Nel processo a Franz Occhineri, accusato assieme ad altri del duplice omicidio di Campi Salentina, i giudici della Corte di Assise di Lecce hanno ascoltato come testimone, Luigi Tasco

Si aggiunge una nuova testimonianza, nel processo a carico di Franz Occhineri, accusato di aver preso parte all'omicidio di Luca Greco e Massimiliano Marino, consumatosi nelle campagne di Campi Salentina, il 10 marzo 2013. Di fronte ai giudici della Corte di Assise di Lecce, Presidente Roberto Tanisi e giudice a latere Maria Francesca Mariano, è stato chiamato a testimoniare il coimputato Luigi Tasco, difeso dall'avvocato Felice Roselli; accusato di favoreggiamento ed occultamento di cadavere, al Tasco è stato applicato l'articolo 197bis che prevede l'obbligo di rispondere al processo come teste, poiché già condannato con sentenza irrevocabile, nell'ambito dell'altro troncone del procedimento (quello in cui compaiono Francesco Cippone e Mino Perrino).

Il Pubblico Ministero, Giuseppe Capoccia ha perciò rivolto all'uomo alcune domande sulla dinamica del duplice omicidio, dalle cui risposte è emerso, di come Perrino gli avesse confessato di aver avuto il ruolo di esecutore e di come egli fosse a conoscenza che lo stesso Perrino provasse gelosia per gli apprezzamenti di Greco, detto "il cipolla", nei confronti di sua moglie; Tasco ha anche affermato di avere raggiunto Perrino, Cippone e Occhineri  sul luogo dell'omicidio, dove vide i cadaveri; di averli accompagnati lì, dove avrebbero poi abbandonato i corpi, ma di non averli aiutati ad occultare i corpi e di essersene andato subito via.

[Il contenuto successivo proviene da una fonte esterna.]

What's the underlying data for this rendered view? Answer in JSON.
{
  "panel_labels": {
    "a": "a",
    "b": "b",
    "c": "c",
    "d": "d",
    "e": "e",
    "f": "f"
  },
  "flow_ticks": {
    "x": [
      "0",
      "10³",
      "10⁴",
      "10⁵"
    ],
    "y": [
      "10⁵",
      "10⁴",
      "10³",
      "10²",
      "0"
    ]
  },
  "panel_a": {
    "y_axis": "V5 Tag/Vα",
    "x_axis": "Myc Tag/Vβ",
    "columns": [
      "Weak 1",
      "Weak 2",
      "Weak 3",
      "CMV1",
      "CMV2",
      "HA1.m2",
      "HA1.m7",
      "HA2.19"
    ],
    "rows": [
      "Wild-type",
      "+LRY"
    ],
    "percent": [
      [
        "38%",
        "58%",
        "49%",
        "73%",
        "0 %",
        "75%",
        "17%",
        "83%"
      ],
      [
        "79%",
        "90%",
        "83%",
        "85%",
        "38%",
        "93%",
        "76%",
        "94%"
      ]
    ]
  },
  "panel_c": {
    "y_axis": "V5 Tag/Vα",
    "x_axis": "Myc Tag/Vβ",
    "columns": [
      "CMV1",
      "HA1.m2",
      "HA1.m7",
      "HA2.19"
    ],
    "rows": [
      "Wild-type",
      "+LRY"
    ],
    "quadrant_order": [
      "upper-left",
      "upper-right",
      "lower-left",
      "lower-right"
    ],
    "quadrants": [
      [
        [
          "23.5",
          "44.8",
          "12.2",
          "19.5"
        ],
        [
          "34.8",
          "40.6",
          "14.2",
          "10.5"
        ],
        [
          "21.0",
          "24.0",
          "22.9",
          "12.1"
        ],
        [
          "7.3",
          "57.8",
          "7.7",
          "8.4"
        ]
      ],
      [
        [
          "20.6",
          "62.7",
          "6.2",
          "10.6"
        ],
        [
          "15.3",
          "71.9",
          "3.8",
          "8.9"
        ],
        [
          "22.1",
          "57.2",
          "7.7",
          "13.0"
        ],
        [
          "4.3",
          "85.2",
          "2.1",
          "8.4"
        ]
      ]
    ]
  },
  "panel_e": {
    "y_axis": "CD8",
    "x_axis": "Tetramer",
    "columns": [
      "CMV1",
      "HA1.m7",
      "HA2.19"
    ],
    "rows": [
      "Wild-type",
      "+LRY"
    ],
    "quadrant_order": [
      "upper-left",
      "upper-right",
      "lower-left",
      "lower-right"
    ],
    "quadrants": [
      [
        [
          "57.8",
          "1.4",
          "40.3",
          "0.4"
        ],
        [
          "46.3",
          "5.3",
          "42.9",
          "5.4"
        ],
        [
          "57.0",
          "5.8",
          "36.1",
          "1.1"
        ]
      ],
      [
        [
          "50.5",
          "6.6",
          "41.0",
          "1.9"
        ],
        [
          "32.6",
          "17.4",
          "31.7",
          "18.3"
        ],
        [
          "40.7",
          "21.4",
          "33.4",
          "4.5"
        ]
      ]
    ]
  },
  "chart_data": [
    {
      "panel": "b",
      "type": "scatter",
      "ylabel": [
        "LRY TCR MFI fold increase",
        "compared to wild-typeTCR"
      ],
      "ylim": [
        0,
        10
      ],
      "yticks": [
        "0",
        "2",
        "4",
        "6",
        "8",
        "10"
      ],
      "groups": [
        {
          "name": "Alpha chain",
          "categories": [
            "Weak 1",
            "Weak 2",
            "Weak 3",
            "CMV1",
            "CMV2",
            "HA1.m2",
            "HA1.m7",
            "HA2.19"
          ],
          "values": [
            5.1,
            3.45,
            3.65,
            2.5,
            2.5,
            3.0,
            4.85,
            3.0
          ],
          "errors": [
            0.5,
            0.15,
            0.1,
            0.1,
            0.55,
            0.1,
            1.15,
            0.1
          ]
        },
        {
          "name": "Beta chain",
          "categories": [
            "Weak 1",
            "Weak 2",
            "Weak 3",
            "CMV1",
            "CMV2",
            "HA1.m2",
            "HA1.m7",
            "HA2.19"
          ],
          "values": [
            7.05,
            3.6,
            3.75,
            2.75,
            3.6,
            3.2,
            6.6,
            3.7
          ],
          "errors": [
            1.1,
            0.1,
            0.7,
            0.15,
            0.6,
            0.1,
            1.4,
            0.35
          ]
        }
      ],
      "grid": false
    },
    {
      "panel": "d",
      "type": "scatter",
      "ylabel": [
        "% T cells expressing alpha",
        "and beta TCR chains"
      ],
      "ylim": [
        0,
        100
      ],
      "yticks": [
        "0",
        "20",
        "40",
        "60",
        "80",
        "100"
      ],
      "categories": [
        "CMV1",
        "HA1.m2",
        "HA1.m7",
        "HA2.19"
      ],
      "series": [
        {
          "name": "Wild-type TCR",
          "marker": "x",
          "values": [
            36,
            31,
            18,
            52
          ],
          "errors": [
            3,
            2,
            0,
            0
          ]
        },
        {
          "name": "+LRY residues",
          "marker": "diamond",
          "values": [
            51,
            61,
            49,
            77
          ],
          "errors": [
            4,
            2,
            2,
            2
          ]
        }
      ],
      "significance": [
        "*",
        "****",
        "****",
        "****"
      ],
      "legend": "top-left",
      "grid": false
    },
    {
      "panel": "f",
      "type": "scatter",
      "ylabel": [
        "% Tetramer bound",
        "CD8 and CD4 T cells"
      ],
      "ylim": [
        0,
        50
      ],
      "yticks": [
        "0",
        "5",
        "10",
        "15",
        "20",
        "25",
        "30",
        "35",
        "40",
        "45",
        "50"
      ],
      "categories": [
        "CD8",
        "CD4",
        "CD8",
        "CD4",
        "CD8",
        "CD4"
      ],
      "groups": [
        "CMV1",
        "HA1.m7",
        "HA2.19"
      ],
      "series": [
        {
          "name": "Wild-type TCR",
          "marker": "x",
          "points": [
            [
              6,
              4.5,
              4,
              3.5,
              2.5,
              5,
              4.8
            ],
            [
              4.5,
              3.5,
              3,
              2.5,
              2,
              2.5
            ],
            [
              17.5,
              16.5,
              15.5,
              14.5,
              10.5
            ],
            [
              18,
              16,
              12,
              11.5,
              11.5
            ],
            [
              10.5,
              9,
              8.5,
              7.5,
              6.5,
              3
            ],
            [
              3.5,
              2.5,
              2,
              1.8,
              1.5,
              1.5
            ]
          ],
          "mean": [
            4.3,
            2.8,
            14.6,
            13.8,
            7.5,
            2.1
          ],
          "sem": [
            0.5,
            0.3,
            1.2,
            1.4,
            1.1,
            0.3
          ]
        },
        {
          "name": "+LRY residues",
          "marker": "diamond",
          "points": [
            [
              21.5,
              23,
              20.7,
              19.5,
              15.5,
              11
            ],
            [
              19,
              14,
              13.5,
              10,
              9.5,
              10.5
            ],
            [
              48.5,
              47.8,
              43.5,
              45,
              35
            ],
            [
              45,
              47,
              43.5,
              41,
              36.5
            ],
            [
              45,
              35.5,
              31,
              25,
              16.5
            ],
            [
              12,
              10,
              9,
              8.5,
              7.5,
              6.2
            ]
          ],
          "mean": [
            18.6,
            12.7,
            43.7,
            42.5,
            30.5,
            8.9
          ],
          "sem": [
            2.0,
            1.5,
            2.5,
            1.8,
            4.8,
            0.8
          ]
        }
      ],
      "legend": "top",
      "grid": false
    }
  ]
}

Successivamente, ha preso la parola l'avvocato Elvia Belmonte, difensore della parte civile costituita dai familiari di Luca Greco, che ha rivolto altre domande a Tasco, sul ruolo rivestito nella vicenda, mentre l'avvocato Lefons che difende i familiari di Marino, anch'essi presenti come parte civile, non ha posto domande al coimputato. Da quanto emerso dalle indagini preliminari, Occhineri, Perrino e Cippone avrebbero condotto Greco, assieme all'amico Marino in una località  di campagna; qui li avrebbero colpiti ferocemente, prima con diverse pugnalate e in seguito con dei colpi di pistola, provocandone la morte. Dopo assieme a Tasco, avrebbero incendiato la macchina di Marino e subito dopo, gettato i cadaveri in una cisterna, presso una località diversa dal luogo dell'omicidio.

Il processo prosegue il 16 aprile, quando verranno chiamati a testimoniare Cippone e Perrino.